TR Hoteles logra que el Supremo enmiende a Hacienda por denegar un aplazamiento de deuda

El Tribunal Supremo ha estimado el recurso interpuesto por TR Hoteles contra la decisión de la Delegación Central de Grandes Contribuyentes de Hacienda que, en 2010, denegó un aplazamiento del pago de 1,6 millones de euros del IVA, correspondiente al cuarto trimestre de 2009.

Basaba la denegación Hacienda -decisión posteriormente confirmada por el Tribunal Económico-Administrativo Central y por la Audiencia Nacional- en la existencia en la empresa de dificultades económico-financieras de carácter estructural, y no transitorio, evidenciadas por su declaración en concurso voluntario, que le impedirían hacer frente a los pagos derivados del aplazamiento.

Nada de eso. El Alto Tribunal ha enmendado la plana a todos para dar la razón a la empresa, al entender que el aplazamiento es un derecho del contribuyente y no una potestad discrecional de la Administración, a quien compete valorar si concurren esos requisitos.

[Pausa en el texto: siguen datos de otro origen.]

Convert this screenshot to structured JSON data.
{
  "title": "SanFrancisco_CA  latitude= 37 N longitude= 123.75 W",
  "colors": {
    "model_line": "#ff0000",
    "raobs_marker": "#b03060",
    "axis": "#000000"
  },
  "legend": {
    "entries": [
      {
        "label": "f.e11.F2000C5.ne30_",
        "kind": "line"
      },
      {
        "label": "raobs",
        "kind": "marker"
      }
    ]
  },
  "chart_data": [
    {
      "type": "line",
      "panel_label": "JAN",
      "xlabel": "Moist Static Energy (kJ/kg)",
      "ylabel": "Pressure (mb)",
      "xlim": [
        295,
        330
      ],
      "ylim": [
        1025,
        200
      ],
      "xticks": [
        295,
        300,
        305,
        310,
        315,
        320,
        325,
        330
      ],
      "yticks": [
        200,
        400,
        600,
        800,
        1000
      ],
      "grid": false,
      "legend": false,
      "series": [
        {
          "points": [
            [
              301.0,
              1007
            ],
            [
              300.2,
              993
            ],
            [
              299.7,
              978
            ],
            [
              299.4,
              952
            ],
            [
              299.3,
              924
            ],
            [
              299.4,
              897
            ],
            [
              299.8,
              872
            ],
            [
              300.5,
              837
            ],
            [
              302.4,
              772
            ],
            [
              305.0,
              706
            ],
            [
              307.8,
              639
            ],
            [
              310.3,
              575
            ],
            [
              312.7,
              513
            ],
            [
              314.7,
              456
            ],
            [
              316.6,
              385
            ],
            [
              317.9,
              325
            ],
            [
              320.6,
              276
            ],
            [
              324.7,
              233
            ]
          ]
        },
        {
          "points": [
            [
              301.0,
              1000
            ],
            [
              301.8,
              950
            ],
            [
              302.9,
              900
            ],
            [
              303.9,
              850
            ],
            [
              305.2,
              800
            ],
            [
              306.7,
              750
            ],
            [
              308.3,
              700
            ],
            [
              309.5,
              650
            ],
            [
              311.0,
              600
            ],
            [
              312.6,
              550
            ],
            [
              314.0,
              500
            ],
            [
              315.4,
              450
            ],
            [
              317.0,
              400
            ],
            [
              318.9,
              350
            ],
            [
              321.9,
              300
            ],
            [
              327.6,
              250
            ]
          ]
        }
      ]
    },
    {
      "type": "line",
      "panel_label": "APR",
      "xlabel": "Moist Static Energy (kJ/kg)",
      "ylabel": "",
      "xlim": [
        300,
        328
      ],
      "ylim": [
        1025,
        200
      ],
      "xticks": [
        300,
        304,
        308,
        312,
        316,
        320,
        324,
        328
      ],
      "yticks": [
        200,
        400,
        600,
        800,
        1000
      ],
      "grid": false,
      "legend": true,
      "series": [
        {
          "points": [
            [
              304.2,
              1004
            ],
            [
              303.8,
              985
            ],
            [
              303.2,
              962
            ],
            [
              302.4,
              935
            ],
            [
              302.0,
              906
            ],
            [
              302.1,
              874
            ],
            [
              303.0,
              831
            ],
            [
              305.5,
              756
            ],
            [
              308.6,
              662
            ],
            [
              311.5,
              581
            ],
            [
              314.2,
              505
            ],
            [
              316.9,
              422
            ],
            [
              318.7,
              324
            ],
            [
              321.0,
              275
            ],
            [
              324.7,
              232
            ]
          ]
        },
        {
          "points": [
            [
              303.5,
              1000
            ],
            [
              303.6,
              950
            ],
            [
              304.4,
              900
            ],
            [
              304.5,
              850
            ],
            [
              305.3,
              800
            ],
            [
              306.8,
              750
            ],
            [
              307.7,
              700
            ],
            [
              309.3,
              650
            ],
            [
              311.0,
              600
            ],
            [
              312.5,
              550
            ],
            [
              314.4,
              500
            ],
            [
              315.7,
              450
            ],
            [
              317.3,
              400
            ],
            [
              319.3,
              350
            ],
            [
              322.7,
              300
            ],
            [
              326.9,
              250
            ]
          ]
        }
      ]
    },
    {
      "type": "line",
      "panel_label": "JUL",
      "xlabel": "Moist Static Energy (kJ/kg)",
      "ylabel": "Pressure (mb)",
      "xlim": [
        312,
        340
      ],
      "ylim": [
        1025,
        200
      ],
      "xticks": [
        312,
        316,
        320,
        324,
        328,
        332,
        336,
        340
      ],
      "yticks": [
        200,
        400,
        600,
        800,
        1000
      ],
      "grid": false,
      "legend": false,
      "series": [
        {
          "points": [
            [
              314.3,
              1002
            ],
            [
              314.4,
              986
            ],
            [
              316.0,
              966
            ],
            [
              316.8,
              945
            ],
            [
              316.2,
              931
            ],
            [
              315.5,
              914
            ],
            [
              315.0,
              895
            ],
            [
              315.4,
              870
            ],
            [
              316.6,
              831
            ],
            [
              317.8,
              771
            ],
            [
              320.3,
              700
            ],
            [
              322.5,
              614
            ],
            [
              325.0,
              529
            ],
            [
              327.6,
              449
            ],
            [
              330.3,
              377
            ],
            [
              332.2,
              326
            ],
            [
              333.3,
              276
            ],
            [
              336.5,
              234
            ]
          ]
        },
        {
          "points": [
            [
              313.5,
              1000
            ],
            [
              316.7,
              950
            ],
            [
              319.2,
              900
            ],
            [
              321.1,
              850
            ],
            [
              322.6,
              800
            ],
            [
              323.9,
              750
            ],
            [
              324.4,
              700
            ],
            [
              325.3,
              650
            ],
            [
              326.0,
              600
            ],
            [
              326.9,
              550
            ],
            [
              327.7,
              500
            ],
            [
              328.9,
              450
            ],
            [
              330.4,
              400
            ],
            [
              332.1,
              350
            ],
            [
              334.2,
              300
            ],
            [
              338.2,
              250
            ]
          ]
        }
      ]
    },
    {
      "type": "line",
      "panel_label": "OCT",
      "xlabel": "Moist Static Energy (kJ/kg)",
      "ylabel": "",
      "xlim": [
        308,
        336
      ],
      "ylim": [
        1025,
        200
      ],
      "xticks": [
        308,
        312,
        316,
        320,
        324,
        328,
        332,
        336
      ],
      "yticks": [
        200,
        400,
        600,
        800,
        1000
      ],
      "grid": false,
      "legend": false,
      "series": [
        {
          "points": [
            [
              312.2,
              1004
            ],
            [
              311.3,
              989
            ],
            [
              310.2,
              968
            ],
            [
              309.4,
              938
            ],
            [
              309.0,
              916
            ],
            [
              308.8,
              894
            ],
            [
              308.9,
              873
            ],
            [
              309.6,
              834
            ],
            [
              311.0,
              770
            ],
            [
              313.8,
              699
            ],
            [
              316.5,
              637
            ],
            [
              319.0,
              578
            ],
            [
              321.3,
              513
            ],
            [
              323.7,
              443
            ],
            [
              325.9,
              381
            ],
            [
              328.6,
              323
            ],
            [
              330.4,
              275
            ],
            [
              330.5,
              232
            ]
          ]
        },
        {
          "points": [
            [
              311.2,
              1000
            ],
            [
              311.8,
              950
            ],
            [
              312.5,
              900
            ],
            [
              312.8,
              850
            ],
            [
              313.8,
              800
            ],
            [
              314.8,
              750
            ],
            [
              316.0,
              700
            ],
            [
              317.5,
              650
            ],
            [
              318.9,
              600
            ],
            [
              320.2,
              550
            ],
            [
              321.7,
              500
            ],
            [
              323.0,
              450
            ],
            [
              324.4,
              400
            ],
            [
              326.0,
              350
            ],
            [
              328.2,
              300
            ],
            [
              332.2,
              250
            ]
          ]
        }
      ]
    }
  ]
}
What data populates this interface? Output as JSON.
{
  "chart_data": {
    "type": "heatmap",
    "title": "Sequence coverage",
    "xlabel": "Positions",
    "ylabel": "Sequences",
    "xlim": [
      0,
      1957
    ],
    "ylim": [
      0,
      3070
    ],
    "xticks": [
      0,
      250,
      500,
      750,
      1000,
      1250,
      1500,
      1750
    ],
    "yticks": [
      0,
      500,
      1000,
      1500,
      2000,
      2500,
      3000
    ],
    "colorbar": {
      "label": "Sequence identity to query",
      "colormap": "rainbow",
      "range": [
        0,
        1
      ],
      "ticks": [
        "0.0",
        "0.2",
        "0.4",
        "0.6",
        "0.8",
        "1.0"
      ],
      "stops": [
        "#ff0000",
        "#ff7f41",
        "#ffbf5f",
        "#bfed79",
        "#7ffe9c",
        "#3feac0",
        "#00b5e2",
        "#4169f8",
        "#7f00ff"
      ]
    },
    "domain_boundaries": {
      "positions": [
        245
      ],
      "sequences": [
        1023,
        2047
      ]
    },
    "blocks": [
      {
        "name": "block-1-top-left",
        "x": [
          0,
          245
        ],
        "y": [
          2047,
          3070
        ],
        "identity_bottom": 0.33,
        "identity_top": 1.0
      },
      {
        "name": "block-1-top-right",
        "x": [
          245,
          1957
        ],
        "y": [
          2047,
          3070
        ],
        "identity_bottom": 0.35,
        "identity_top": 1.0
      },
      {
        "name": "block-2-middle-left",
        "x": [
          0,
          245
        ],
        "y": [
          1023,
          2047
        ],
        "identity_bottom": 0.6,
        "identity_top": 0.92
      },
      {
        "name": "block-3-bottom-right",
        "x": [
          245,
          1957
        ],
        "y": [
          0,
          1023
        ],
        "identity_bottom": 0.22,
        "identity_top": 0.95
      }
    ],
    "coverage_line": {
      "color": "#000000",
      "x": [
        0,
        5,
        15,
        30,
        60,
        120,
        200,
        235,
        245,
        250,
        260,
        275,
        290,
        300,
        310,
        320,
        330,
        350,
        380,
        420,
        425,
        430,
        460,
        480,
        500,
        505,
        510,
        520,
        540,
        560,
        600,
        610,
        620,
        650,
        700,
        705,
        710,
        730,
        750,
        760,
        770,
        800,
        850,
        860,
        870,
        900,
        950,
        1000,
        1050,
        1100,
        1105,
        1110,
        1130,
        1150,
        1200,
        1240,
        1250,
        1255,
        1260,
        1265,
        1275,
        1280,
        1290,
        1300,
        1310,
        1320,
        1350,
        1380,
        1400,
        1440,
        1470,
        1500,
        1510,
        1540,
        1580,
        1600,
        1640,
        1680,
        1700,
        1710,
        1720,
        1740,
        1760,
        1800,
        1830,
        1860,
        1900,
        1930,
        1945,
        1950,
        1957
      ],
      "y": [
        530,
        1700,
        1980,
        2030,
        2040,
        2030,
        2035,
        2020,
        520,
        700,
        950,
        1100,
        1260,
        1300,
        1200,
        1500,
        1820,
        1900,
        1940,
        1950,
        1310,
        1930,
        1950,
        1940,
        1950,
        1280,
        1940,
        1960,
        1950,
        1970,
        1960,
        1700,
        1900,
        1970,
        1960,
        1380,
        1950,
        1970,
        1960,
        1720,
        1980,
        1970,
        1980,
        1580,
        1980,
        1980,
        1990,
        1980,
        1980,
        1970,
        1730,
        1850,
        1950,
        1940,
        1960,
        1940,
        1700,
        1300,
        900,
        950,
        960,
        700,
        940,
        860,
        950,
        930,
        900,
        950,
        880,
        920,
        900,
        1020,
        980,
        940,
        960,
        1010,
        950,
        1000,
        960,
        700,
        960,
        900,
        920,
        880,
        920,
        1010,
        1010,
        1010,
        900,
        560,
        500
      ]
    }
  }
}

La empresa alegaba dificultades transitorias de tesorería y proponía realizar el pago en sesenta plazos, a partir del 20 de octubre de 2010. Por eso, ante las sentencias contrarias, recurrió en casación al Supremo alegando que su situación de iliquidez era transitoria, no estructural, como lo demuestra que el convenio fuese suscrito por el 96,62% de los acreedores, que su activo fuese superior a su pasivo incluidas las deudas tributarias, o que había prestado garantía.

La Sala Tercera del Supremo, en una sentencia de la que ha sido ponente el magistrado Joaquín Huelin, recuerda que el artículo 65.1 de la Ley General Tributaria de 2003 autoriza el aplazamiento del pago de tributos, previa solicitud del obligado tributario, siempre que su situación económico-financiera le impida de forma transitoria efectuarlo en los plazos establecidos.

El Supremo estima el recurso de la empresa debido a que la denegación del aplazamiento se sustentó exclusivamente en que había sido declarada en concurso voluntario de acreedores, pese a que esta circunstancia «no lleva automáticamente como consecuencia que su insolvencia sea estructural. Todo lo contrario. Un concurso voluntario con convenio aprobado r vela una situación transitoria llamada a ser superada», se recoge en la sentencia.

Para el alto tribunal, no cabe hacer el silogismo contenido en el acto de Hacienda de que «un deudor declarado en concurso queda impedido de forma definitiva e ineluctable para hacer frente a sus obligaciones económicas».

Por todo ello, el Supremo ordena retrotraer las actuaciones al momento anterior al pronunciamiento del acto administrativo originario, para que, con arreglo a los criterios de esta sentencia, Hacienda dicte uno nuevo suficientemente motivado.